Capgemini: Gamification as a business change means
Gaming is a massive industry; it engages people across many social and political spectrums. By leveraging the skills and entertainment value contained in games within elements of the business process, certain transformational process can be motivated and encouraged. In a recent point of view from Capgemini, the role of gamification as a means of cultural change within firms is considered, with the positive results of one intervention considered.
According to business consulting firm Kotter International, a lack of employee engagement with business transformation was implicated as the reason for the failure of 70% of such transformations. While the need for businesses to transform is, in this period of rapidly changing business environments, seen ever more important for long term strategy, in 50% of the cases convincing the wider employees to engage with the requisite changes continues to be of issue. In a recent article from Capgemini, titled ‘Enterprise Gamification: Playing to win’, the insight of the importance of people in the transformation process is reconsidered. Driving digital transformation, the authors note, is not only about introducing new technologies. Achieving true transformation toward new business values requires a shift in the business culture, cultures that have become stuck in the mud.

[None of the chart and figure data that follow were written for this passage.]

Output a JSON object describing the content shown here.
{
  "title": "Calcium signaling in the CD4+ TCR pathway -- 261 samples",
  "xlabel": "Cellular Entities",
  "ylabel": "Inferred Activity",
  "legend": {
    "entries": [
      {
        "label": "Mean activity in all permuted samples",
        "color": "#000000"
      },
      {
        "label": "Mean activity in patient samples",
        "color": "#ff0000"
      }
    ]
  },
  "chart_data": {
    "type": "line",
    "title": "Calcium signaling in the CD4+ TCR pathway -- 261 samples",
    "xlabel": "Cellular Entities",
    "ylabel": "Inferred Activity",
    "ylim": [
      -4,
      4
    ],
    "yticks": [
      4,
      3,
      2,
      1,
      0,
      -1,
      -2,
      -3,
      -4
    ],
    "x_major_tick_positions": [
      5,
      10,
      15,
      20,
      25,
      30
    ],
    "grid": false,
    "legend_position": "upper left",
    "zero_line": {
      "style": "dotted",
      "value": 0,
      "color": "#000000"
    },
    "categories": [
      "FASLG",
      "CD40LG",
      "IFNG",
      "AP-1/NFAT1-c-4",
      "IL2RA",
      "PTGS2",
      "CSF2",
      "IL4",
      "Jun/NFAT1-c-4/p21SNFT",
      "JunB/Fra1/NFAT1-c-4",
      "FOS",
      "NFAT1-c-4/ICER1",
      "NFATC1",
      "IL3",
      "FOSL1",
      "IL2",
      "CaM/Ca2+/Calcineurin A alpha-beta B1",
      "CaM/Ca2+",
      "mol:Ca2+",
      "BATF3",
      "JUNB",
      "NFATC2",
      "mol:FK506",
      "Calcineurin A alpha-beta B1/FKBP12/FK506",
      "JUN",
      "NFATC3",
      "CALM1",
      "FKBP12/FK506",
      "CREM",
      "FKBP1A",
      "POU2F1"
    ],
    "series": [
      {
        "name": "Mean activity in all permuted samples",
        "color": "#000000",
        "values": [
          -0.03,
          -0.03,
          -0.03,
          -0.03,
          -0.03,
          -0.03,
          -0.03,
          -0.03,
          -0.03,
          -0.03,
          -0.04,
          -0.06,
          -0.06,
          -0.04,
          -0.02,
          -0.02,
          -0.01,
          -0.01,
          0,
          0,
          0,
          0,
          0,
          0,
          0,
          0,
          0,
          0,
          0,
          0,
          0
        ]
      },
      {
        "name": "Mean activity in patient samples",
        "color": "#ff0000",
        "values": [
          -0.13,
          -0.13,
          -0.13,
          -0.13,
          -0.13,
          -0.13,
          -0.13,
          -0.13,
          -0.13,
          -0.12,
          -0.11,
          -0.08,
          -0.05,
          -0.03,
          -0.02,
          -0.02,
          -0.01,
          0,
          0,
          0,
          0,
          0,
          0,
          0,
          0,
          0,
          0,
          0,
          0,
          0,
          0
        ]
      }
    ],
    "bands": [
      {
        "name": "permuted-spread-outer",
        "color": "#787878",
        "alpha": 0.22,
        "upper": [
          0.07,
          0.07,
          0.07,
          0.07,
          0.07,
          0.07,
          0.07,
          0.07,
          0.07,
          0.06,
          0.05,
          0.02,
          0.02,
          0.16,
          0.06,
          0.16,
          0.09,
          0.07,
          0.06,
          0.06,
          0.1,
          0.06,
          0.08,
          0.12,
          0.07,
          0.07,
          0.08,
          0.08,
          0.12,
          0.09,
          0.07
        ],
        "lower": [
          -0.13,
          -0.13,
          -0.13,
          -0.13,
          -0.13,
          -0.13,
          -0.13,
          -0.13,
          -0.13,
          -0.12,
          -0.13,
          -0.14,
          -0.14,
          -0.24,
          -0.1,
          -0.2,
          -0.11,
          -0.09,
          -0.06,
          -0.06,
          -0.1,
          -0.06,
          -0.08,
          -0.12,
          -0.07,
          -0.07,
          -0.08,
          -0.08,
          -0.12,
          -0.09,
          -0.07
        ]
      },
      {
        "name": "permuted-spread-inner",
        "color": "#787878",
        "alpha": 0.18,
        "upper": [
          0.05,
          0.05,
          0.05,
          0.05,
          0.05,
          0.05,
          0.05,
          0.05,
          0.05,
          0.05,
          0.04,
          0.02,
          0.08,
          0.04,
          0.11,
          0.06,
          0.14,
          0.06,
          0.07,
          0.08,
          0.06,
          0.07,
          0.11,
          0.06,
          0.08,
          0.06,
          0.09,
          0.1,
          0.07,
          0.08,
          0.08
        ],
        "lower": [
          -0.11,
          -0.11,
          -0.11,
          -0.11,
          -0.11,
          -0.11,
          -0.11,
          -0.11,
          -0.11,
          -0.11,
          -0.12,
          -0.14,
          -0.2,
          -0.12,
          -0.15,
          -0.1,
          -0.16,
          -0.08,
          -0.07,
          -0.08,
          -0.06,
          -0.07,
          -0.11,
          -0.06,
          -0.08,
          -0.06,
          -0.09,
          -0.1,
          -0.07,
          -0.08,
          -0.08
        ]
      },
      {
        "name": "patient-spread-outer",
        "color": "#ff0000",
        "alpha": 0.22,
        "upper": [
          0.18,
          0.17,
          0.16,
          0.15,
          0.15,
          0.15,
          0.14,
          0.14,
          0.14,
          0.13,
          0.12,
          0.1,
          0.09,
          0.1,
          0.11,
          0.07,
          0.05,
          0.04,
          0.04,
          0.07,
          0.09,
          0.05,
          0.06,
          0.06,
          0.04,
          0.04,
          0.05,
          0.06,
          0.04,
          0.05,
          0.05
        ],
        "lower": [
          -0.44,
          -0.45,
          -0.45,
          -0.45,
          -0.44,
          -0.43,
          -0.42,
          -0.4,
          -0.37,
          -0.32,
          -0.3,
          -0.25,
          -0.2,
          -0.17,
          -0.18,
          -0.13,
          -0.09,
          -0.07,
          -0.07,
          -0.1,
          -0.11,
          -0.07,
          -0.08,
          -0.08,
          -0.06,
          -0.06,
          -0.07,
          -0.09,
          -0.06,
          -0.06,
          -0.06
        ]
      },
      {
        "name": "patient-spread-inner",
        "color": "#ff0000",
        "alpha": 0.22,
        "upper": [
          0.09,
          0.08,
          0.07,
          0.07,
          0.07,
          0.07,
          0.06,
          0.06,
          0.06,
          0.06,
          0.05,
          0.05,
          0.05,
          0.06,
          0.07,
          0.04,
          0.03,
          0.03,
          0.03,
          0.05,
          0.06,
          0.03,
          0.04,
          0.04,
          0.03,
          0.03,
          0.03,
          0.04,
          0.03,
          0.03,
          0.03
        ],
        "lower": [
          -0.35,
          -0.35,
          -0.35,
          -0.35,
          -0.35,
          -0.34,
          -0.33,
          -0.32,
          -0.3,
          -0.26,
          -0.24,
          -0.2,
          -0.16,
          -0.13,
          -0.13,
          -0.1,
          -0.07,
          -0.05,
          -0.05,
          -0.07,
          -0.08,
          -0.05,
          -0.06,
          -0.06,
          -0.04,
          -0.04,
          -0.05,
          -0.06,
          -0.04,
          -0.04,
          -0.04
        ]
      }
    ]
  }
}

The need for improved business agility as well as firms developing a clear digital footprint is becoming increasingly apparent. By 2017, as much as 70% of digital business models will be based on a readiness to shift focus and capabilities on changes in customers’ behaviour. In order to do so, deployment of digital developments needs to take advantage of employees’ existing experience with digital environments: rather than focussing on “deployment”, digital changes need to be considered as adoption, one that may be best achieved through gamification.
Gamification
Gamification is a process through which a business introduces elements of the structural features of certain types of competitive games into the wider business context, such that the use of “recognition events” i.e., the points of distinction, improve the “intrinsic motivation” of workforce engagement. The link laid here is between employee engagement and business performance, where there is positive correlation between high engagement and high performance. Elements that engage gamers, which trigger three key motivational aspects: motivation, trigger and ability, are encoded into the business process.
Capgemini’s gamification success
One element of transformation within businesses is creating innovations, with innovations relevant to the changing demand from the market as well as creating solutions to reduce the bottom line. As an example of the success of gamification and as a means to create innovative solutions, Capgemini engaged with the UK energy giant EDF Energy, introducing gamification to the enterprise.
According to their analysis, the introduction of the gamification tools created over 100 ideas for increasing revenue and driving down costs, from a widely engaged workforce, five times the amount created by earlier efforts. The consultancy created a system of interactive leadership boards and point systems which encouraged fun and internal competition that structurally forced 92% of employees to become engaged with the process; capturing the attention of the whole employee demographic. According to Capgemini, the process created the tools required to motivate people of all ranks to engage with solving issues faced by the business as a whole.
“Gamification at the enterprise level is increasingly becoming a solution to transformation as it can in many cases engage employees, consumers and partners more effectively than traditional methods. It provides a mechanism to support any changes to a business’s operating model and drive meaningful digitally-enabled business transformation,” says Maggie Buggie, VP Global Head of Digital Sales and Markets from Capgemini and one of the authors of the article. By using familiar game elements and attaching real world benefits to the transformation process, gamification has a place in driving self-sustaining, collaborative and active communities of employees toward a digital transformation of out-dated business cultures.